Y precisamente Historia es la antítesis de casi todos los poemas que lo preceden (excepción hecha de los haikús ya aludidos), pues en él Huerta canta y cuenta, como diría Octavio Paz, y sobre todo pacta con el lector: suaviza el premeditado hermetismo del que a veces abusa para sumergirnos en la historia de Simonetta, esa mujer cuya boca “era un agotador sistema solar”. El poema podría figurar como texto conspicuo de alguna posible reunión de la poesía erótica mexicana, junto a Besos de Tomás Segovia y a Caro Victrix, de Efrén Rebolledo. A diferencia de ellos, no obstante, la Historia de Huerta no solo repasa labio a labio el cuerpo deseado, sino que lo recorre mentalmente, se deja seducir por sus estados de ánimo lo mismo que por sus destellos de inteligencia o la impaciente bipolaridad que lo hace refugiarse (refulgir) en una “ola de tristeza” que la persona del poema, ese yo múltiple que nos habla desde quién sabe dónde en el texto, no reconoce como pausa sino como sufragio de un amor que de todos modos arde. Y dado que “el si condicional era la médula atroz de su soñar erguido”, Simonetta encarna, en cierto sentido, la voluntad implícita de todo el poemario: devolverle al lenguaje amoroso mucho de lo que ha perdido en la impasible pasividad de la mujer amada, ese cliché que faculta la adoración. Simonetta, en cambio, condiciona, increpa, arremete: hace de su “Historia”, como Huerta de Historia, un exigente catálogo de formas.

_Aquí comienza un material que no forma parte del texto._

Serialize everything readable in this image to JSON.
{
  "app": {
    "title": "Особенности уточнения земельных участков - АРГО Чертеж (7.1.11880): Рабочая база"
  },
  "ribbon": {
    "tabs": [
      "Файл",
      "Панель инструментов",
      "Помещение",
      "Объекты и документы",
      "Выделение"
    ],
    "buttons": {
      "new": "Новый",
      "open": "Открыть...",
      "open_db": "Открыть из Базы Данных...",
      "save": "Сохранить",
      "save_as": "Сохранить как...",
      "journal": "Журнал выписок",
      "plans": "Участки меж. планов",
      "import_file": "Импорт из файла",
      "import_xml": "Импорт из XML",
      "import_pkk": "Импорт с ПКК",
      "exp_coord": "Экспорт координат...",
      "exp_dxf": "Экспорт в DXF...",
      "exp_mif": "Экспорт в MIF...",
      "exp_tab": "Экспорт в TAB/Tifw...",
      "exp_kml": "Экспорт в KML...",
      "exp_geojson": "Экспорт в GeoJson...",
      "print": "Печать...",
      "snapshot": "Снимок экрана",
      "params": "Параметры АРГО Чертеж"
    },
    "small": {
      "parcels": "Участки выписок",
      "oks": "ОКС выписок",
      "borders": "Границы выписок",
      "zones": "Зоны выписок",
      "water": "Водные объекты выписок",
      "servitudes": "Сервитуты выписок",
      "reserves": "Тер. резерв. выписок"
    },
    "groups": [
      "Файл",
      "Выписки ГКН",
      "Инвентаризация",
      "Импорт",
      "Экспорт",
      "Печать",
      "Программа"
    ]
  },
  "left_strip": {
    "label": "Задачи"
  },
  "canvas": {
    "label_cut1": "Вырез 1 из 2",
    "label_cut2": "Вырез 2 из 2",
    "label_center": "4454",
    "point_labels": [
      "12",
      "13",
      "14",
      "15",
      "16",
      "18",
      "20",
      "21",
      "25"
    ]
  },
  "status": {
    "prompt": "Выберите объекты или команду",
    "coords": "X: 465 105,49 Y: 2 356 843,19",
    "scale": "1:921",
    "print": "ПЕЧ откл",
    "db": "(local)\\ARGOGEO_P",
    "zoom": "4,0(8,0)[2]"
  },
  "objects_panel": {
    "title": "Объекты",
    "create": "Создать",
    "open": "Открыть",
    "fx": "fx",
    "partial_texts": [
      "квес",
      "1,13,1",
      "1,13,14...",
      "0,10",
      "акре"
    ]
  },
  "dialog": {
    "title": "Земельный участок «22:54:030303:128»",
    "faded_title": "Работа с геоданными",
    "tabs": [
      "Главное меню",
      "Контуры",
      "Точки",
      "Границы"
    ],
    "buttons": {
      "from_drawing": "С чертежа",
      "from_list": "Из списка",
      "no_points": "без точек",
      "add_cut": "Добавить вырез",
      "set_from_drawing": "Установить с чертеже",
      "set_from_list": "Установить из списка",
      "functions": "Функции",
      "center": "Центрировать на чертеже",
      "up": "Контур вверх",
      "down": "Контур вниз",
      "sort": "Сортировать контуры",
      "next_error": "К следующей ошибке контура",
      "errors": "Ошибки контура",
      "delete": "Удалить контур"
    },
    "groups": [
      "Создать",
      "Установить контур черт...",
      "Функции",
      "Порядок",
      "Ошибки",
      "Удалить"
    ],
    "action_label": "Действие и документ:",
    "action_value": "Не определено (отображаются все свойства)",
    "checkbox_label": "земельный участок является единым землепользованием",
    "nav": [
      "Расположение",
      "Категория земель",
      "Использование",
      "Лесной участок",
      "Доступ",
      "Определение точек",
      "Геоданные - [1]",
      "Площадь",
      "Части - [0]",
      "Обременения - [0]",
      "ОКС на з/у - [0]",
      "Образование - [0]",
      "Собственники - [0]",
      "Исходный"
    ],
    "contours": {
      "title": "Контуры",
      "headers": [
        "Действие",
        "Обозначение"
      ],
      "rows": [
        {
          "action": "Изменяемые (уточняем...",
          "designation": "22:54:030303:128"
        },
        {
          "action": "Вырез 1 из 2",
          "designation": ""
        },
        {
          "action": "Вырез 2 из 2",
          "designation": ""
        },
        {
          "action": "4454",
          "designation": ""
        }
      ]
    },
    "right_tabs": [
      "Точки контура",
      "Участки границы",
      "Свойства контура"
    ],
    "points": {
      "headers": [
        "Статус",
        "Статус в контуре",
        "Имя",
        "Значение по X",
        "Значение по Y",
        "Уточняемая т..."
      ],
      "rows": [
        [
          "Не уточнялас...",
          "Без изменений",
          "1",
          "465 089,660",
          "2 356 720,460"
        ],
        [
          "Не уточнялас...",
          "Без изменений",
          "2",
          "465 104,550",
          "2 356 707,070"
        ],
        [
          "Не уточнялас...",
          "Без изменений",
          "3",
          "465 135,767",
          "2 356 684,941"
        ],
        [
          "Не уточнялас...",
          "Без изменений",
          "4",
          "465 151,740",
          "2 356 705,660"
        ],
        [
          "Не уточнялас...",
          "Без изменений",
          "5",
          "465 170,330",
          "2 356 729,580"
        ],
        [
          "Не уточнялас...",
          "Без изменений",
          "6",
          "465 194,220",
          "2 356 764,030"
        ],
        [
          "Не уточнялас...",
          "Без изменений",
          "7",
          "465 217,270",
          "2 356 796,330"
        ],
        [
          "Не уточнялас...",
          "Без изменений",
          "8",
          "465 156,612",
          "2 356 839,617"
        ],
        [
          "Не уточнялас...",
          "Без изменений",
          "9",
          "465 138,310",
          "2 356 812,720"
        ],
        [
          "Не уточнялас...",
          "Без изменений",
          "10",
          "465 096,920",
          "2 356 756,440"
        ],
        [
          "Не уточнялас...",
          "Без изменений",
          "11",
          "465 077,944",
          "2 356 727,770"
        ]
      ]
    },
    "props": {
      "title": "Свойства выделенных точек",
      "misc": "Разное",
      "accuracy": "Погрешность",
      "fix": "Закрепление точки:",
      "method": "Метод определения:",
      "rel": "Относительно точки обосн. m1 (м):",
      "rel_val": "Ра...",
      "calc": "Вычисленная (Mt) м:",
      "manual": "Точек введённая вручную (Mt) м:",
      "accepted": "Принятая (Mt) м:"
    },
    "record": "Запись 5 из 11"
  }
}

Junto con Deltoro, Cross, Hernández, Bracho, Campos, Blanco, Rivas y Yánez, para mencionar solo a los más visibles poetas mexicanos de su generación (nacidos todos ellos entre 1946 y 1951 y creadores de una obra a estas alturas indiscutible), Huerta, obedeciendo a Voltaire, cultiva su jardín como la mejor respuesta a la ociosidad y al aburrimiento que inspiran poetas anteriores y posteriores a este grupo, que si no es el del Siglo de Oro de la poesía mexicana, sí el del Lustro Ilustre, como bien se le podría denominar. David pertenece naturalmente a él. Esta es su forma personal de hacer Historia.